I meet Catherine at Khios. After several days of intercourse, I attempt a declaration, which she severely repulses; then I surround her with the most respectful attentions, I give her counsels the most delicate and disinterested. If I do not utter the word love, everything in my tender and eager attentions reveals this sentiment.

She remains cold, and offers me her friendship.

I again meet Catherine in Paris. In spite of my blind submission to Irene's painful whims, in spite of the numberless proofs of the deepest and most noble passion, one day, without cause, without hesitation, under the most frivolous pretext, Catherine cruelly breaks with me.

Later, it is true, she tells me that jealousy alone was responsible for her conduct.

She said that; but I remember the harshness of her accent, her steely glance, which struck me to the heart.

She was doubtless feigning; she can, therefore, dissimulate; she is false. I did not believe it.

The mysterious affection of which Irene was the bond is now broken. Catherine loves me no more! She shows herself even ungrateful, as a friend. I see her no more.

In despair, I seek distraction in work. I accept a position of apparent importance with the minister; public opinion attributes to me an exaggerated share in state affairs. From this time, Madame de Fersen, until now so inflexible towards me, by degrees becomes less cold when she meets me in society; her looks, the tone of her voice, do not harmonise with the conventional trifling of her conversation; and, at last, at a ball at the château, she comes resolutely towards me, with the view of renewing our interrupted relations. I meet coldly these advances, and the next morning she writes to me.

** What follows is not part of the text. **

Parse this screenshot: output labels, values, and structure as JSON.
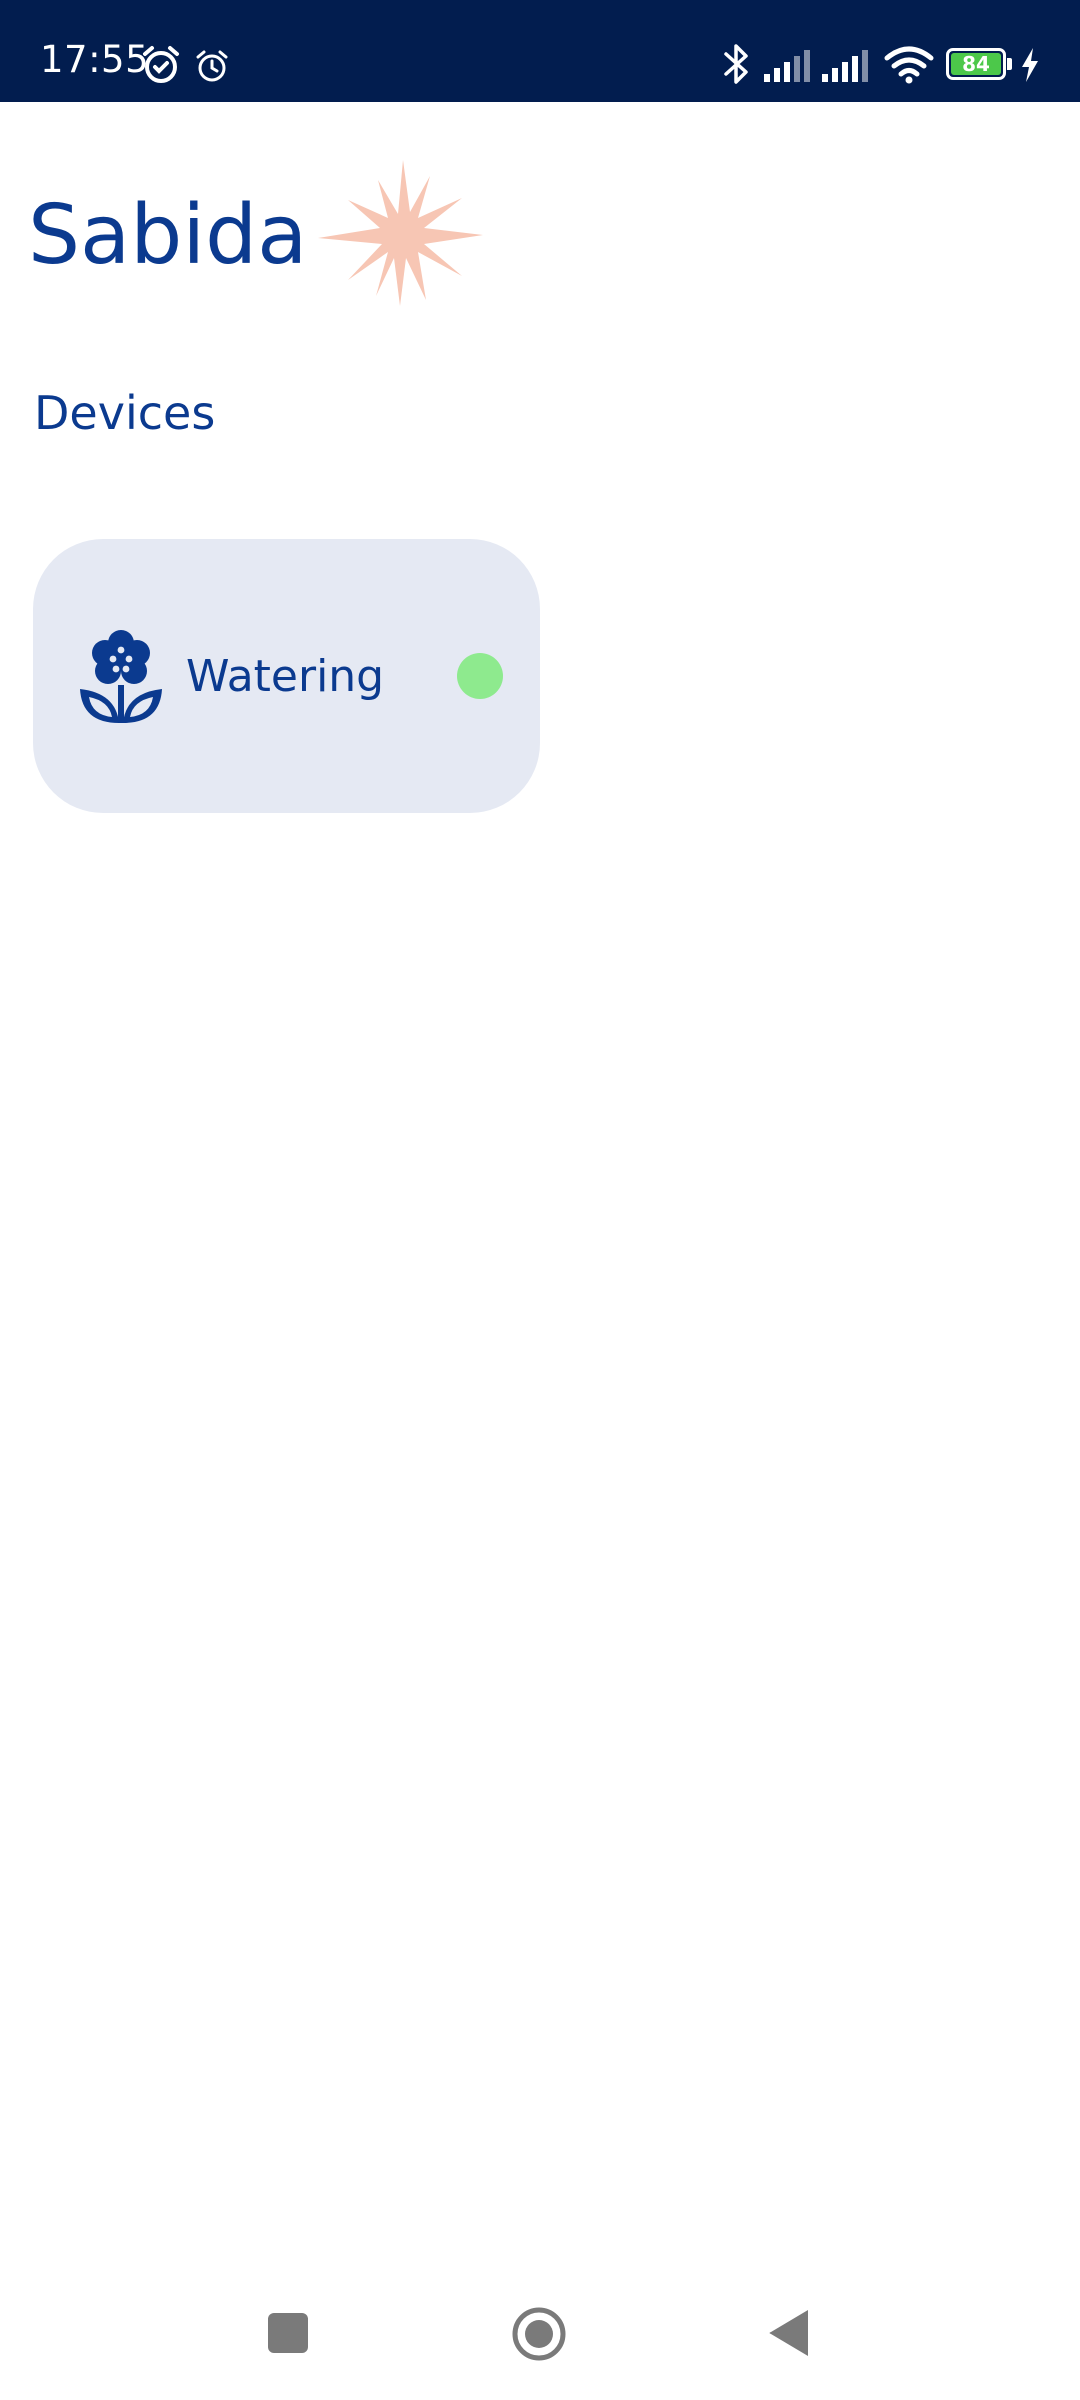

This she has confessed to me. This sudden change in her affections she attributes to her joy at my breaking with Madame de V—— and to the alarming condition in which her child had once more fallen.

I wish to believe her, for it would be odious to think that the abrupt change from disdain to tenderness should have been brought about by the hope of securing to herself a tool in the very heart of the French cabinet.